Divo G. Müller beim Training mit dem Ball

Der Beckenboden und seine Faszien – Interview mit Divo G. Müller

Enthält Produktplatzierungen – Divo G. Müller ist eine Münchner Heilpraktikerin und Körpertherapeutin, die zu den Vorreiterinnen moderner Bewegungsprogramme gehört. Seit vielen Jahren beschäftigt sie sich mit dem Thema Beckenbodentraining. Sie ist bekannt durch Publikationen, DVDs sowie Funk und Fernsehen und ist außerdem eine gefragte Referentin im In- und Ausland. Im Fokus dieses Beitrags: der Beckenboden und seine Faszien.

Bereits 1995 hat Divo G. Müller das Bewegungskonzept Bodybliss® entwickelt, ein sinnliches Körpertraining für Frauen.
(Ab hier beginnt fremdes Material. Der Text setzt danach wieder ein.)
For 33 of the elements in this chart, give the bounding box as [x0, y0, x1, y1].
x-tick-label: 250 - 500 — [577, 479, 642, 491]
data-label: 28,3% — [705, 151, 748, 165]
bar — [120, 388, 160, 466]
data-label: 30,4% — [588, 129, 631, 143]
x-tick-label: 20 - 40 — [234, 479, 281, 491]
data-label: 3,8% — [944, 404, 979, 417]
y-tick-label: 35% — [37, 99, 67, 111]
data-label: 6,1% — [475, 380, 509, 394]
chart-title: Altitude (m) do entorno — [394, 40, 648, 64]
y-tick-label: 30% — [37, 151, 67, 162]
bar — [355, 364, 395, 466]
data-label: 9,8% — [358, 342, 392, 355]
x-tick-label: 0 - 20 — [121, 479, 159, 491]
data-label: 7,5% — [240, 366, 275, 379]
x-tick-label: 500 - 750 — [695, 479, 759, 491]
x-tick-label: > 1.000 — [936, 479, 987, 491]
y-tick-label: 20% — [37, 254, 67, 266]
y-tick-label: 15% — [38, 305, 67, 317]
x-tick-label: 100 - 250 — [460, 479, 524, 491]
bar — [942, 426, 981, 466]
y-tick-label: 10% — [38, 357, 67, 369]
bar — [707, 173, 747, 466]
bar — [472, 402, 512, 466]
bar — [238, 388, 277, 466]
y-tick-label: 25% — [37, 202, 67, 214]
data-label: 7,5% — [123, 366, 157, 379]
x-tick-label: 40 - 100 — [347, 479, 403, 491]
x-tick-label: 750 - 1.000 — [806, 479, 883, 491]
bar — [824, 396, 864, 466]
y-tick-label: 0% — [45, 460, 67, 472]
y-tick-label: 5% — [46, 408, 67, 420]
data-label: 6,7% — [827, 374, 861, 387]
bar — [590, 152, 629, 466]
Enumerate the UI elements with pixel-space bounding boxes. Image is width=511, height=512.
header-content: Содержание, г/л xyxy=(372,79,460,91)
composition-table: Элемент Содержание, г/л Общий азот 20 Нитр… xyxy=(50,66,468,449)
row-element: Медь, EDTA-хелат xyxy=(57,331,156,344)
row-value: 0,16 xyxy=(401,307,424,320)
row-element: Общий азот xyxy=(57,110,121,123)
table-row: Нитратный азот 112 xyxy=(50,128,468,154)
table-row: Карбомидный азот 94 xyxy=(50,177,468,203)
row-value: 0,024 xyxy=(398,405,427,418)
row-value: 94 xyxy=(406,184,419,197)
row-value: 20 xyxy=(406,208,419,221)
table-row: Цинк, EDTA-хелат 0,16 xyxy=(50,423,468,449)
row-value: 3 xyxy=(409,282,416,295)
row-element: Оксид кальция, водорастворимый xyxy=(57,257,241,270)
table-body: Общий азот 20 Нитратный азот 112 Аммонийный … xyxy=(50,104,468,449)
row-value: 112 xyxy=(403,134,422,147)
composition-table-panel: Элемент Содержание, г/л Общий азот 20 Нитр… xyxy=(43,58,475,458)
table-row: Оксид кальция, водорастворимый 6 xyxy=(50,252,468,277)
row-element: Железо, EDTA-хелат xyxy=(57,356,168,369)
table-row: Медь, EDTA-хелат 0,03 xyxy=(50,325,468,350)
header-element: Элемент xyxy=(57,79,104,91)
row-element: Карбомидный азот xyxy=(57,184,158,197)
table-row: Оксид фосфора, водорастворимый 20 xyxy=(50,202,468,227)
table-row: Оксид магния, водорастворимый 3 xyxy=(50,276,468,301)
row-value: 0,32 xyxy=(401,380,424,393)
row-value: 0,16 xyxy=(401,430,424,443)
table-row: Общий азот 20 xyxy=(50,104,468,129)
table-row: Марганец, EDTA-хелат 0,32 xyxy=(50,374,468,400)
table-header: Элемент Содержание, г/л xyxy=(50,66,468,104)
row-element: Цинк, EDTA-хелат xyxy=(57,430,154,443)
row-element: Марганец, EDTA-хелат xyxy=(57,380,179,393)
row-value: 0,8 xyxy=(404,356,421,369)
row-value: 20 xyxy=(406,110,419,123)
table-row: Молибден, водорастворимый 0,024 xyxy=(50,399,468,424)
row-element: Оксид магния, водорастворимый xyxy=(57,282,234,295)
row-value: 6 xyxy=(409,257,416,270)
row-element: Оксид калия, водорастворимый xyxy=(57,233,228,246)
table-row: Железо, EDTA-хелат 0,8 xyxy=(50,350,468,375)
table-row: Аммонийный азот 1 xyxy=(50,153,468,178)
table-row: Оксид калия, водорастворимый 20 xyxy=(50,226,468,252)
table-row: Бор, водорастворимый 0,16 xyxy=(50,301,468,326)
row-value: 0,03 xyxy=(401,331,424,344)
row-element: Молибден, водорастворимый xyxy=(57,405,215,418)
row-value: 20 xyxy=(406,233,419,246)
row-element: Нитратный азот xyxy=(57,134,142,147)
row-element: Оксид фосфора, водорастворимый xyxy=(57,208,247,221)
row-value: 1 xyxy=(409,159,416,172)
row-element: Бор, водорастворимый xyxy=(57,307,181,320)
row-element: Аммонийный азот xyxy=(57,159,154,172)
Bei diesem Training steht die Kraft von Eros und damit auch des Beckenbodens im Zentrum. Divo war durch die langjährige Zusammenarbeit mit dem führenden Faszienexperten Dr. Robert Schleip maßgeblich an der Entwicklung des weltweit erfolgreichen Trainingsprogrammes Fascial Fitness® beteiligt. Dieses Programm steht unter dem Motto „Aus der Wissenschaft für den Menschen”. Divo entwickelte dabei topaktuell aus den aktuellen Erkenntnissen der internationalen Faszienforschung das Faszientraining Beckenboden.

Interview mit Divo G. Müller 

Wir von pelvina haben Divo in ihrem Bodybliss®-Studio im Herzen Münchens besucht und uns mit ihr über den Beckenboden und die Faszien unterhalten. Es wurde darüber gesprochen wie wichtig es ist, dass wir das vergessene kollagene Netzwerk wieder in das Beckenbodentraining zurückholen und warum es nicht nur um’s gezielte Kräftigen, sondern auch um’s Spüren und um ein Wahrnehmungs-Training geht.

Was fasziniert Dich besonders am Beckenboden?

Faszinierend am Beckenboden finde ich, dass seine Aktivität, im Gegensatz zu den großen Muskelgruppen des Rückens oder der Beine, von außen nicht zu sehen ist. Es handelt sich um einen intimen, inneren Bereich. Einen Ort der Kraft und der Verletzlichkeit zugleich. Dieses myofasziale Netzwerk ist für unterschiedliche Aufgaben zuständig und vereint große Gegensätze.

So kann ein gesunder Beckenboden öffnen und schließen, halten und loslassen.

Bei der Geburt dehnen die Fasern sich um das Vielfache aus und geben dem Baby den Weg in die Welt frei – unter großen Schmerzen. In der körperlichen Liebe wiederum sorgen die rhythmischen Kontraktionen beim Orgasmus für die höchsten Glücksgefühle.

Spannend finde ich, dass die Yogis seit Jahrhunderten um die besondere Bedeutung des Beckenbodens wussten. Mula Bandha bezeichnet ein wichtiges Energiezentrum, das Wurzelchakra. Die Anatomie gibt den großen Meistern jedenfalls Recht. Speziell im Damm, dem Perineum, bündeln sich die Fasern aus allen Beckenbodenschichten und verweben sich zu einer kräftigen, kollagenen Zentralsehne.

Der Damm ist also nicht nur energetisch, sondern auch strukturell ein faszialer Kraftplatz.

Was haben Faszien mit dem Beckenboden zu tun?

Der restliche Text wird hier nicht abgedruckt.